10. Określenie stężenia białka przez pomiar absorbancji UV, w oparciu o
współczynnik ekstynkcji policzony na podstawie sekwencji aminokwasowej białka.
Opracowanie wyników
Na podstawie uzyskanych termogramów przy wykorzystaniu oprogramowania NanoAnalyze
Software v.2.2.0 (dostępny darmowo na stronie: www.tainstruments.com) określić
następujące parametry procesu denaturacji białka DraD:
Entalpia całkowita procesu denaturacji białka DraD – tzw. ∆Hcal.
Temperatura topnienia białka.
Określić czy proces denaturacji białka DraD jest odwracalny i równowagowy.
Wyznaczenie następujących wartości zmian funkcji termodynamicznych procesu
denaturacji białka DraD w temperaturze 25°C: ∆Cp, ∆H, ∆S, ∆G.
Wyznaczenie funkcji termodynamicznych ∆H, ∆S i ∆G w zakresie temperatur od 0 do
100°C.
Na podstawie danych literaturowych skonfrontować uzyskane wyniki opisujące
stabilność białka DraD z wynikami charakteryzującymi stabilność homologicznego
białka DraE.
Literatura
1. Piątek RJ, Bruździak P, Zalewska-Piątek BM, Wojciechowski MA, Namieśnik JM,Kur JW.
Analysis of the unique structural and physicochemical properties of the DraD/AfaD invasin in
the context of its belonging to the family of chaperone/usher type fimbrial subunits. BMC
Struct Biol. 2011 May 16;11:25.
2. Piątek R, Bruździak P, Wojciechowski M, Zalewska-Piatek B, Kur J. The noncanonical
disulfide bond as the important stabilizing element of the immunoglobulin fold of the Dr
fimbrial DraE subunit.
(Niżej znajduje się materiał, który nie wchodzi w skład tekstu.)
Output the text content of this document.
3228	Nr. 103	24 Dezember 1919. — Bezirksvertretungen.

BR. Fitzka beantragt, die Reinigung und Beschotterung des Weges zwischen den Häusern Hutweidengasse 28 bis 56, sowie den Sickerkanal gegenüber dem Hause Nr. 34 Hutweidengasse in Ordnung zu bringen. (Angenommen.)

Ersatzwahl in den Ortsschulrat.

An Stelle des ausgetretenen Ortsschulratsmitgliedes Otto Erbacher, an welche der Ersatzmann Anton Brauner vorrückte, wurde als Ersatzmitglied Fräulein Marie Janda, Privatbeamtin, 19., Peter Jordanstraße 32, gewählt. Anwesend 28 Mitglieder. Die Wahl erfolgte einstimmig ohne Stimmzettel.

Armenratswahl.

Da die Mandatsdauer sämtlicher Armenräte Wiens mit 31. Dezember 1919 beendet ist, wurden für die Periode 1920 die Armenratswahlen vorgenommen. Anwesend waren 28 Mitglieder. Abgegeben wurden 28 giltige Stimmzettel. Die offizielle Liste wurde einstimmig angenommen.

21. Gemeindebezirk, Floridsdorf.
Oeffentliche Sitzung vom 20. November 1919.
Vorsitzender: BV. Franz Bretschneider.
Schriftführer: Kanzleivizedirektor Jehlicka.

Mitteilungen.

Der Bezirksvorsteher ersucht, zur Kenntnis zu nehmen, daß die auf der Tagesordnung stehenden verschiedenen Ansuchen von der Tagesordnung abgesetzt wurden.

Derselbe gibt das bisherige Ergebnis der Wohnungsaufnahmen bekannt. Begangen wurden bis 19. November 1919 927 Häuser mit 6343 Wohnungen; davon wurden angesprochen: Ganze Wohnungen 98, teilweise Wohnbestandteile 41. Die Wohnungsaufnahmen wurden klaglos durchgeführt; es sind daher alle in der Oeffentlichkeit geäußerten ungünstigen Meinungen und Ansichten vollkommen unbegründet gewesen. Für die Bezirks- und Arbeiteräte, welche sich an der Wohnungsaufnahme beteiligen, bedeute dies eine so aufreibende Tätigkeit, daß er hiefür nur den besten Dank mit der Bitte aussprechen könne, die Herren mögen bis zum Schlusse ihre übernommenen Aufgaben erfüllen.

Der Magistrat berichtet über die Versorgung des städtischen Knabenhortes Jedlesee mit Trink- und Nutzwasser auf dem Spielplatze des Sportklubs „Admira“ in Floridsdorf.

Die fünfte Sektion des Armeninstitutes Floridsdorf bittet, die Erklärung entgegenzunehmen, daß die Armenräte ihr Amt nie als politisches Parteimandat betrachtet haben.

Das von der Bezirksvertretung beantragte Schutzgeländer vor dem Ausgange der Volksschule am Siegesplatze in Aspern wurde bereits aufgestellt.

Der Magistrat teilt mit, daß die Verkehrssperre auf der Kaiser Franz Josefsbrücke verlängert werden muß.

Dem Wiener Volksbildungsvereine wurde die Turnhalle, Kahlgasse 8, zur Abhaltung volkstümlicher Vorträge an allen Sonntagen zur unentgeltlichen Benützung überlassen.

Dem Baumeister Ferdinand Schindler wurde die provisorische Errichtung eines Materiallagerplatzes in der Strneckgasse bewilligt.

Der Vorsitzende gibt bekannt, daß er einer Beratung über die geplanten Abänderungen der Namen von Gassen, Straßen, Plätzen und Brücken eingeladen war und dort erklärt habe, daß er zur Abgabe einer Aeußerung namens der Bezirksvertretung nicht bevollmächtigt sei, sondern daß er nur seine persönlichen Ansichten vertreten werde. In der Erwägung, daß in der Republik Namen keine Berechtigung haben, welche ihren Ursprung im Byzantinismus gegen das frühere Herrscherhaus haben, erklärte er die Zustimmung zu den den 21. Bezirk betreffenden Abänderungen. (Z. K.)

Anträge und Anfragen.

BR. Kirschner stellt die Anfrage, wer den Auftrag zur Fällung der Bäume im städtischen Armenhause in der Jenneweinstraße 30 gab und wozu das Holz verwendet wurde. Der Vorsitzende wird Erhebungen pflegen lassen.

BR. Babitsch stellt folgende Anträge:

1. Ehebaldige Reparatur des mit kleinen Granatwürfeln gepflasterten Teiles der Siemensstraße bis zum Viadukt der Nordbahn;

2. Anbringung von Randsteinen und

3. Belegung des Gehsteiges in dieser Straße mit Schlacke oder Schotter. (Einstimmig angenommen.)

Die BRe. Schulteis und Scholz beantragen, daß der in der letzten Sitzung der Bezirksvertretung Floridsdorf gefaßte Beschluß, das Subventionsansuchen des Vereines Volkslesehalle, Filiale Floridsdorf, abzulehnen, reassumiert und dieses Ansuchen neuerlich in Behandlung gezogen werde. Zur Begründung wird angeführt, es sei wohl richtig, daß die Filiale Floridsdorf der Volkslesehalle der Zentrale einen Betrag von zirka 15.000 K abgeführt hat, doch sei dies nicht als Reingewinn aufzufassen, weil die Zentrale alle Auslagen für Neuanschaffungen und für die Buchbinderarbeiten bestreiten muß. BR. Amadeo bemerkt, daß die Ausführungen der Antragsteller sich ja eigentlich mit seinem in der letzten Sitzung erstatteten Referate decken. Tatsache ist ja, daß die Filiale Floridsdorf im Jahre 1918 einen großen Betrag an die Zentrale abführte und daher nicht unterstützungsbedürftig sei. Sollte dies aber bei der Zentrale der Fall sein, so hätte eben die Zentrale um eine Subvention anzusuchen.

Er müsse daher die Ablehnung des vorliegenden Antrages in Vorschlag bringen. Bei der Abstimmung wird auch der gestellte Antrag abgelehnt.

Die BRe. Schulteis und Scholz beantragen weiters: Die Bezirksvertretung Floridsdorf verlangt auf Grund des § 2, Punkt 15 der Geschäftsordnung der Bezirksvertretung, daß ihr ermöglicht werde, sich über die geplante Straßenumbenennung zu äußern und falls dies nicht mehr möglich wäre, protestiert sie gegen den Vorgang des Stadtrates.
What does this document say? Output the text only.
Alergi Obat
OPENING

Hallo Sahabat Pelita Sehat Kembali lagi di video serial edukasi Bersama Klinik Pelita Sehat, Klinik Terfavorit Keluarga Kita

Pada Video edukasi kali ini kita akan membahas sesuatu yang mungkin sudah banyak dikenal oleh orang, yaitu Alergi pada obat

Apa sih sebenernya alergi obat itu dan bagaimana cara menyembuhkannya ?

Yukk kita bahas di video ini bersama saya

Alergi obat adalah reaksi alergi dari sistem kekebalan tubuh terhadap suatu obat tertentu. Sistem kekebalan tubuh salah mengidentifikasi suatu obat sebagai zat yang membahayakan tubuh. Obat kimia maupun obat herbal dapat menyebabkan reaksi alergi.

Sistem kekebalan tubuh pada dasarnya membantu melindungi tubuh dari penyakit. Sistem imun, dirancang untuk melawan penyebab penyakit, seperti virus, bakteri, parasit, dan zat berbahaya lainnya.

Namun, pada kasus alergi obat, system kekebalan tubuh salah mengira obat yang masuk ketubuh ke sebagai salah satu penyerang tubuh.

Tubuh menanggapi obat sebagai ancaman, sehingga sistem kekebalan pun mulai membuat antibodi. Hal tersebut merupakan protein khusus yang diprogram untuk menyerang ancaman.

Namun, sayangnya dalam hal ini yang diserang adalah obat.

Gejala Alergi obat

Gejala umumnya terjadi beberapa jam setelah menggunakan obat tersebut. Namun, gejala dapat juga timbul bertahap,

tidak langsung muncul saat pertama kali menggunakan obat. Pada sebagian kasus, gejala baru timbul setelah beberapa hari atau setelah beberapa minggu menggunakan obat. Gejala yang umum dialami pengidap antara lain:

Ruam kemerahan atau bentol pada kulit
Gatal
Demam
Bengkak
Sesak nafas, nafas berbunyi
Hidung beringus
Biochemistry. 2010 Feb
23;49(7):1460-8.
3. Piątek R, Bruździak P, Zalewska-Piatek B, Kur J, Stangret J. Preclusion of irreversible
destruction of Dr adhesin structures by a high activation barrier for the unfolding stage of the
fimbrial DraE subunit. Biochemistry. 2009 Dec 15;48(49):11807-16.